Artichoke with Purple Carrot and Olive Oil |  Life

Artichoke with Purple Carrot and Olive Oil | Life

Service: 5 pieces

Preparation time: 20 minutes

Cooking time: 35 minutes


  • 20 shallots, picked

  • 2 tablespoons of olive oil
  • 1 teaspoon of black pepper
  • 150 grams of fresh broad beans + 1 teaspoon of salt

  • 1 purple carrot, finely diced


  • 2 tablespoons of olive oil


* Take the shallots in a large saucepan, add two tablespoons of olive oil and fry them until they turn pink. Add the bowl of artichokes, orange juice, lemon juice, black pepper and salt, and cook for 35 minutes on low heat with the lid of the pot closed.

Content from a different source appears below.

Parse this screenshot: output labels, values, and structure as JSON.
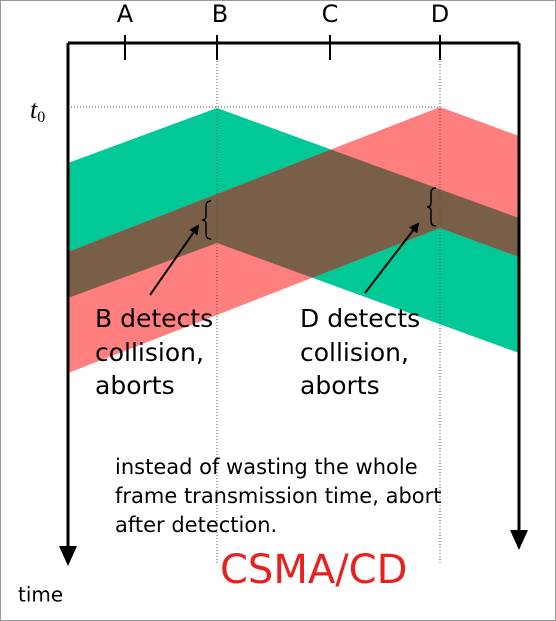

* While the artichokes are being cooked, simultaneously take the inner pods in a small saucepan, add salt and water until it gets over. When it starts to boil over medium heat, boil it for about 10 minutes (be careful not to exceed this time as the broad beans are fresh). Transfer the boiled broad beans to a container filled with cold water, peel off the skin when the initial temperature has passed.

* Place the artichokes and onions cooked in the other pot on a serving plate. Cook the purple carrots in the remaining water of the dish for 7 – 8 minutes (1 cup should be left in the saucepan, add half a glass of hot water before adding the carrots if needed).

* Share the boiled broad beans, shallots and purple carrots cooked with the meal into the artichoke bowls. Pour the remaining water and 2 tablespoons of olive oil on them. Garnish with dill and serve.